Previous research had shown that a 5.1 kb region upstream of the elt-2 start codon is sufficient to drive gut reporter expression when introduced to wild-type worms in the form of an extrachromosomal array (T Fukushige, Hawkins, & McGhee, 1998; Tetsunari Fukushige, Hendzel, Bazett-Jones, & McGhee, 1999). We found that this large region contained a putative coding region (C39B10.7) and non-coding RNA (C33D3.6). In order avoid duplicating these potential trans-regulatory elements, we initially looked at the shorter 1879 bp region between the putative non-coding RNA C33D3.6 and the elt-2 start codon. This 1879 bp region contains 18 motifs matching to the GATA transcription factor binding consensus sequence HGATAR with 10 of the 18 motifs matching to TGATAA - a more specific motif often found in the promoters of gut expressed genes (McGhee et al., 2009).
Fluorescence microscopy of the 1879:WT reporter strain showed that the 1879 bp upstream fragment was sufficient to drive production of gfp transcripts during embryonic development (smFISH of gfp transcripts) as well as the remainder of the worm's life span (GFP fluorescence) (Table 1, Supplemental Fig S1). Although this reporter produced lower levels of expression than endogenous elt-2 in worms with between approximately 70 and 120 nuclei, the overall expression trajectory was similar to endogenous elt-2 (Supplemental Fig. S1)(Nair, Walton, Murray, & Raj, 2013; Raj et al., 2010), suggesting that many if not most of the critical CREs for the majority of elt-2 expression fall within this region and that targeted mutation of the reporter's promoter would give valuable insights into the logic and functional organization of elt-2 cis-regulation.

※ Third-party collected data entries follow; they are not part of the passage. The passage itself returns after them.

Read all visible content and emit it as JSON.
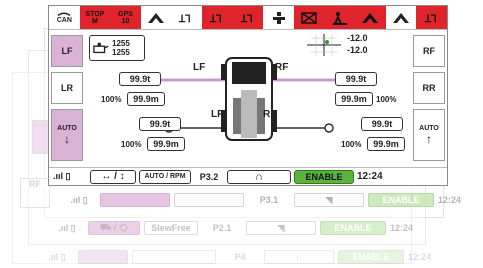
{
  "topbar": {
    "items": [
      {
        "label": "CAN",
        "icon": "can-icon",
        "alarm": false
      },
      {
        "label": "STOP\nM",
        "icon": "",
        "alarm": true
      },
      {
        "label": "GPS\n10",
        "icon": "",
        "alarm": true
      },
      {
        "label": "",
        "icon": "slope-warning-icon",
        "alarm": false
      },
      {
        "label": "",
        "icon": "tilt-indicator-icon",
        "alarm": false
      },
      {
        "label": "",
        "icon": "tilt-alarm-icon",
        "alarm": true
      },
      {
        "label": "",
        "icon": "slope-alarm-icon",
        "alarm": true
      },
      {
        "label": "",
        "icon": "operator-icon",
        "alarm": false
      },
      {
        "label": "",
        "icon": "crossed-box-icon",
        "alarm": true
      },
      {
        "label": "",
        "icon": "person-alarm-icon",
        "alarm": true
      },
      {
        "label": "",
        "icon": "hazard-icon",
        "alarm": true
      },
      {
        "label": "",
        "icon": "slope-warning-icon",
        "alarm": false
      },
      {
        "label": "",
        "icon": "tilt-alarm-icon",
        "alarm": true
      }
    ]
  },
  "left_tabs": {
    "lf": "LF",
    "lr": "LR",
    "auto_down": "AUTO"
  },
  "right_tabs": {
    "rf": "RF",
    "rr": "RR",
    "auto_up": "AUTO"
  },
  "load_box": {
    "top": "1255",
    "bottom": "1255"
  },
  "tilt": {
    "x": "-12.0",
    "y": "-12.0"
  },
  "diagram": {
    "lf": "LF",
    "rf": "RF",
    "lr": "LR",
    "rr": "RR"
  },
  "lf": {
    "load": "99.9t",
    "pct": "100%",
    "dist": "99.9m"
  },
  "rf": {
    "load": "99.9t",
    "pct": "100%",
    "dist": "99.9m"
  },
  "lr": {
    "load": "99.9t",
    "pct": "100%",
    "dist": "99.9m"
  },
  "rr": {
    "load": "99.9t",
    "pct": "100%",
    "dist": "99.9m"
  },
  "statusbar": {
    "mode": "AUTO / RPM",
    "page": "P3.2",
    "enable": "ENABLE",
    "time": "12:24"
  },
  "layer2": {
    "page": "P3.1",
    "enable": "ENABLE",
    "time": "12:24"
  },
  "layer3": {
    "mode": "SlewFree",
    "page": "P2.1",
    "enable": "ENABLE",
    "time": "12:24"
  },
  "layer4": {
    "page": "P4",
    "enable": "ENABLE",
    "time": "12:24"
  },
  "colors": {
    "alarm": "#e0242b",
    "enable": "#5bb33c",
    "selected": "#d9b2d6"
  }
}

To cut down on the number of candidate HGATAR motifs that could be responsible for elt-2 promoter-driven gene activation, we tested whether a more minimal promoter could drive gut gfp expression. We first generated a reporter construct encompassing 613 bp upstream of the elt-2 start codon (Table 1 613:WT). This shortened promoter produced gfp expression levels only about 50 transcripts lower than the 1879 bp promoter during the 4E stage, suggesting that this fragment contains the primary CREs needed for driving endoderm gene expression (Figs. 2, S2).
To determine whether presence of the 4G motif cluster was sufficient for driving reporter expression, we generated a 422 bp un-mutated elt-2 promoter reporter strain (Table 1 422:WT). The 422:WT strain failed to produce any reporter expression during embryogenesis (assessed by smFISH) or in adults (assessed by GFP fluorescence). These results demonstrate that one or more CREs located between -613 and -422 upstream of the elt-2 start codon are necessary for promoter-driven gene expression. Within this region, we identified a single highly conserved ACTGATAAGA motif at -527 bp (Fig. 1C; red arrow).

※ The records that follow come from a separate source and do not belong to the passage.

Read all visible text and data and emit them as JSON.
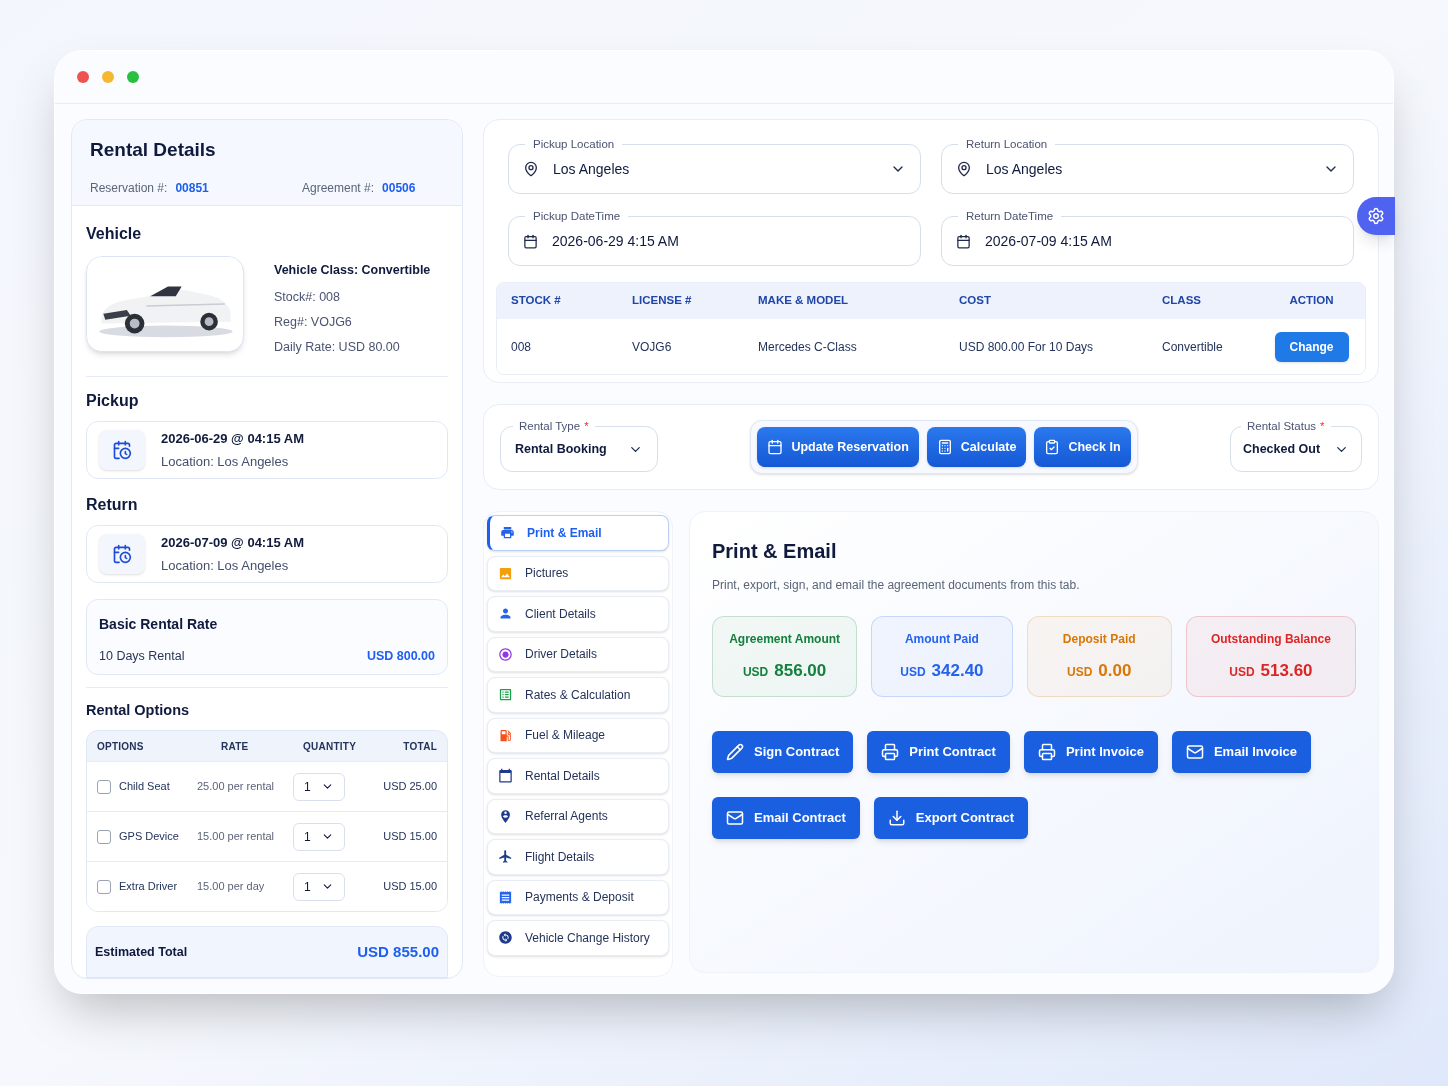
{
  "rental_details": {
    "title": "Rental Details",
    "reservation_label": "Reservation #:",
    "reservation_number": "00851",
    "agreement_label": "Agreement #:",
    "agreement_number": "00506"
  },
  "vehicle": {
    "heading": "Vehicle",
    "class_line": "Vehicle Class: Convertible",
    "details": [
      "Stock#: 008",
      "Reg#: VOJG6",
      "Daily Rate: USD 80.00"
    ]
  },
  "pickup": {
    "heading": "Pickup",
    "datetime": "2026-06-29 @ 04:15 AM",
    "location": "Location: Los Angeles"
  },
  "return": {
    "heading": "Return",
    "datetime": "2026-07-09 @ 04:15 AM",
    "location": "Location: Los Angeles"
  },
  "basic_rate": {
    "title": "Basic Rental Rate",
    "label": "10 Days Rental",
    "amount": "USD 800.00"
  },
  "rental_options": {
    "heading": "Rental Options",
    "columns": [
      "OPTIONS",
      "RATE",
      "QUANTITY",
      "TOTAL"
    ],
    "rows": [
      {
        "name": "Child Seat",
        "checked": false,
        "rate": "25.00 per rental",
        "quantity": "1",
        "total": "USD 25.00"
      },
      {
        "name": "GPS Device",
        "checked": false,
        "rate": "15.00 per rental",
        "quantity": "1",
        "total": "USD 15.00"
      },
      {
        "name": "Extra Driver",
        "checked": false,
        "rate": "15.00 per day",
        "quantity": "1",
        "total": "USD 15.00"
      }
    ]
  },
  "estimated_total": {
    "label": "Estimated Total",
    "amount": "USD 855.00"
  },
  "fields": [
    {
      "label": "Pickup Location",
      "kind": "location",
      "value": "Los Angeles"
    },
    {
      "label": "Return Location",
      "kind": "location",
      "value": "Los Angeles"
    },
    {
      "label": "Pickup DateTime",
      "kind": "datetime",
      "value": "2026-06-29 4:15 AM"
    },
    {
      "label": "Return DateTime",
      "kind": "datetime",
      "value": "2026-07-09 4:15 AM"
    }
  ],
  "vehicles_table": {
    "columns": [
      "STOCK #",
      "LICENSE #",
      "MAKE & MODEL",
      "COST",
      "CLASS",
      "ACTION"
    ],
    "rows": [
      {
        "stock": "008",
        "license": "VOJG6",
        "make_model": "Mercedes C-Class",
        "cost": "USD 800.00 For 10 Days",
        "class": "Convertible",
        "action": "Change"
      }
    ]
  },
  "rental_type": {
    "label": "Rental Type",
    "required_mark": "*",
    "value": "Rental Booking"
  },
  "actions": [
    {
      "label": "Update Reservation",
      "kind": "calendar"
    },
    {
      "label": "Calculate",
      "kind": "calculator"
    },
    {
      "label": "Check In",
      "kind": "checkin"
    }
  ],
  "rental_status": {
    "label": "Rental Status",
    "required_mark": "*",
    "value": "Checked Out"
  },
  "nav": [
    {
      "label": "Print & Email",
      "kind": "print",
      "color": "#2563eb",
      "selected": true
    },
    {
      "label": "Pictures",
      "kind": "pictures",
      "color": "#f59e0b",
      "selected": false
    },
    {
      "label": "Client Details",
      "kind": "client",
      "color": "#2563eb",
      "selected": false
    },
    {
      "label": "Driver Details",
      "kind": "driver",
      "color": "#9333ea",
      "selected": false
    },
    {
      "label": "Rates & Calculation",
      "kind": "rates",
      "color": "#16a34a",
      "selected": false
    },
    {
      "label": "Fuel & Mileage",
      "kind": "fuel",
      "color": "#f4511e",
      "selected": false
    },
    {
      "label": "Rental Details",
      "kind": "rental",
      "color": "#1e3a8a",
      "selected": false
    },
    {
      "label": "Referral Agents",
      "kind": "referral",
      "color": "#1e3a8a",
      "selected": false
    },
    {
      "label": "Flight Details",
      "kind": "flight",
      "color": "#1e3a8a",
      "selected": false
    },
    {
      "label": "Payments & Deposit",
      "kind": "payments",
      "color": "#2563eb",
      "selected": false
    },
    {
      "label": "Vehicle Change History",
      "kind": "history",
      "color": "#1e3a8a",
      "selected": false
    }
  ],
  "panel": {
    "title": "Print & Email",
    "description": "Print, export, sign, and email the agreement documents from this tab.",
    "summary": [
      {
        "label": "Agreement Amount",
        "currency": "USD",
        "amount": "856.00",
        "color": "#15803d"
      },
      {
        "label": "Amount Paid",
        "currency": "USD",
        "amount": "342.40",
        "color": "#2563eb"
      },
      {
        "label": "Deposit Paid",
        "currency": "USD",
        "amount": "0.00",
        "color": "#d97706"
      },
      {
        "label": "Outstanding Balance",
        "currency": "USD",
        "amount": "513.60",
        "color": "#dc2626"
      }
    ],
    "buttons": [
      {
        "label": "Sign Contract",
        "kind": "sign"
      },
      {
        "label": "Print Contract",
        "kind": "print"
      },
      {
        "label": "Print Invoice",
        "kind": "print"
      },
      {
        "label": "Email Invoice",
        "kind": "email"
      },
      {
        "label": "Email Contract",
        "kind": "email"
      },
      {
        "label": "Export Contract",
        "kind": "export"
      }
    ]
  }
}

The -527 bp ACTGATAAGA sequence matched perfectly to the highest scoring sequence found to be associated with intestinally expressed genes in McGhee et al. (2009). Furthermore, the ACTGATAAG portion of this sequence is almost perfectly conserved in the Elegans supergroup (in C. remanei the sequence is AGTGATAAG) (Fig. 1C; red arrow). Close examination of TSS data from Saito et al. 2013 revealed both dispersed low-level transcription along the 1879 bp elt-2 upstream region and a distinct peak of transcriptional activity at -482 bp (Fig S3).
To test whether the -527 bp ACTGATAAG motif (hereafter A-site) is necessary for reporter activity, we generated mutant 613 bp and 1879 bp reporters with the ACTGATAAG motif mutated to ACTCTGTAG (Table 1 613:A, 1879:A). Embryonic transcript expression revealed near total loss of embryonic reporter expression in both mutant strains (Figs. 2, ,3,3, S4). Additionally, we did not observe any embryonic, larval, or adult GFP expression distinguishable from regular gut autofluorescence in either mutant strain (Table 1).

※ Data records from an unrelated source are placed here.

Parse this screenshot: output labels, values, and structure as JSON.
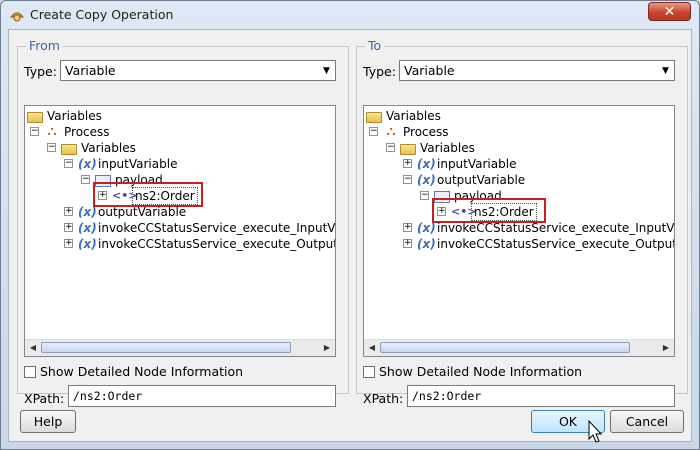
{
  "window": {
    "title": "Create Copy Operation",
    "close_label": "✕"
  },
  "from": {
    "legend": "From",
    "type_label": "Type:",
    "type_value": "Variable",
    "tree": {
      "root": "Variables",
      "process": "Process",
      "variables": "Variables",
      "input_variable": "inputVariable",
      "payload": "payload",
      "order": "ns2:Order",
      "output_variable": "outputVariable",
      "invoke_input": "invokeCCStatusService_execute_InputVa",
      "invoke_output": "invokeCCStatusService_execute_OutputV"
    },
    "show_detail_label": "Show Detailed Node Information",
    "xpath_label": "XPath:",
    "xpath_value": "/ns2:Order"
  },
  "to": {
    "legend": "To",
    "type_label": "Type:",
    "type_value": "Variable",
    "tree": {
      "root": "Variables",
      "process": "Process",
      "variables": "Variables",
      "input_variable": "inputVariable",
      "output_variable": "outputVariable",
      "payload": "payload",
      "order": "ns2:Order",
      "invoke_input": "invokeCCStatusService_execute_InputVar",
      "invoke_output": "invokeCCStatusService_execute_OutputV"
    },
    "show_detail_label": "Show Detailed Node Information",
    "xpath_label": "XPath:",
    "xpath_value": "/ns2:Order"
  },
  "buttons": {
    "help": "Help",
    "ok": "OK",
    "cancel": "Cancel"
  },
  "colors": {
    "legend": "#3c66a8",
    "highlight": "#c81e1e",
    "ok_accent": "#3c7fb1"
  }
}
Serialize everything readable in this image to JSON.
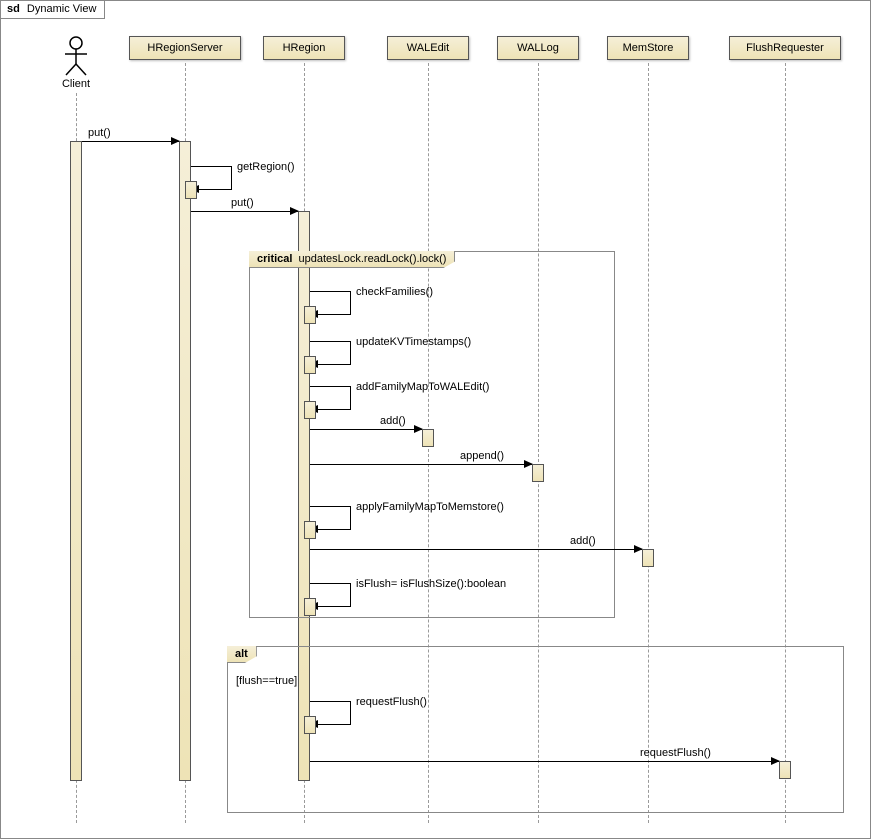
{
  "frame": {
    "tag_prefix": "sd",
    "title": "Dynamic View"
  },
  "participants": {
    "client": "Client",
    "hregionserver": "HRegionServer",
    "hregion": "HRegion",
    "waledit": "WALEdit",
    "wallog": "WALLog",
    "memstore": "MemStore",
    "flushrequester": "FlushRequester"
  },
  "messages": {
    "put1": "put()",
    "getRegion": "getRegion()",
    "put2": "put()",
    "checkFamilies": "checkFamilies()",
    "updateKVTimestamps": "updateKVTimestamps()",
    "addFamilyMapToWALEdit": "addFamilyMapToWALEdit()",
    "add_waledit": "add()",
    "append_wallog": "append()",
    "applyFamilyMapToMemstore": "applyFamilyMapToMemstore()",
    "add_memstore": "add()",
    "isFlush": "isFlush= isFlushSize():boolean",
    "requestFlush_self": "requestFlush()",
    "requestFlush_call": "requestFlush()"
  },
  "fragments": {
    "critical": {
      "op": "critical",
      "text": "updatesLock.readLock().lock()"
    },
    "alt": {
      "op": "alt",
      "guard": "[flush==true]"
    }
  },
  "chart_data": {
    "type": "sequence_diagram",
    "title": "sd Dynamic View",
    "participants": [
      "Client",
      "HRegionServer",
      "HRegion",
      "WALEdit",
      "WALLog",
      "MemStore",
      "FlushRequester"
    ],
    "actor_participants": [
      "Client"
    ],
    "messages": [
      {
        "from": "Client",
        "to": "HRegionServer",
        "label": "put()",
        "type": "sync"
      },
      {
        "from": "HRegionServer",
        "to": "HRegionServer",
        "label": "getRegion()",
        "type": "self"
      },
      {
        "from": "HRegionServer",
        "to": "HRegion",
        "label": "put()",
        "type": "sync"
      },
      {
        "fragment": "critical",
        "text": "updatesLock.readLock().lock()",
        "children": [
          {
            "from": "HRegion",
            "to": "HRegion",
            "label": "checkFamilies()",
            "type": "self"
          },
          {
            "from": "HRegion",
            "to": "HRegion",
            "label": "updateKVTimestamps()",
            "type": "self"
          },
          {
            "from": "HRegion",
            "to": "HRegion",
            "label": "addFamilyMapToWALEdit()",
            "type": "self"
          },
          {
            "from": "HRegion",
            "to": "WALEdit",
            "label": "add()",
            "type": "sync"
          },
          {
            "from": "HRegion",
            "to": "WALLog",
            "label": "append()",
            "type": "sync"
          },
          {
            "from": "HRegion",
            "to": "HRegion",
            "label": "applyFamilyMapToMemstore()",
            "type": "self"
          },
          {
            "from": "HRegion",
            "to": "MemStore",
            "label": "add()",
            "type": "sync"
          },
          {
            "from": "HRegion",
            "to": "HRegion",
            "label": "isFlush= isFlushSize():boolean",
            "type": "self"
          }
        ]
      },
      {
        "fragment": "alt",
        "guard": "[flush==true]",
        "children": [
          {
            "from": "HRegion",
            "to": "HRegion",
            "label": "requestFlush()",
            "type": "self"
          },
          {
            "from": "HRegion",
            "to": "FlushRequester",
            "label": "requestFlush()",
            "type": "sync"
          }
        ]
      }
    ]
  }
}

These extreme drops in gene expression demonstrate that a single, non-redundant ACTGATAAG at -527 bp is necessary for the vast majority of gene expression driven by the elt-2 promoter during and after embryonic development.
Although reporter strains with mutations in the A-site motif exhibited greatly reduced gfp expression, in many embryos reporter mRNA expression was not zero. Instead, strains 613:A and 1879:A exhibited low-level stochastic transcription during early embryonic development - an observation made possible by our highly sensitive smFISH assay. The 613:A mutant produced variable numbers of transcripts ranging from 0 to 18 during early embryonic development. Similarly, the 1879:A mutant exhibited stochastic, low-level transcription ranging from 0 to 73 transcripts over the same time span (Fig. 3A, S4). Total absence of gfp expression in strains 422:WT and 613:A4G confirmed that low-level expression in strains 613:A and 1879:A was not the result of leaky expression due to insertion site effects (Table 1 and Fig. 3D).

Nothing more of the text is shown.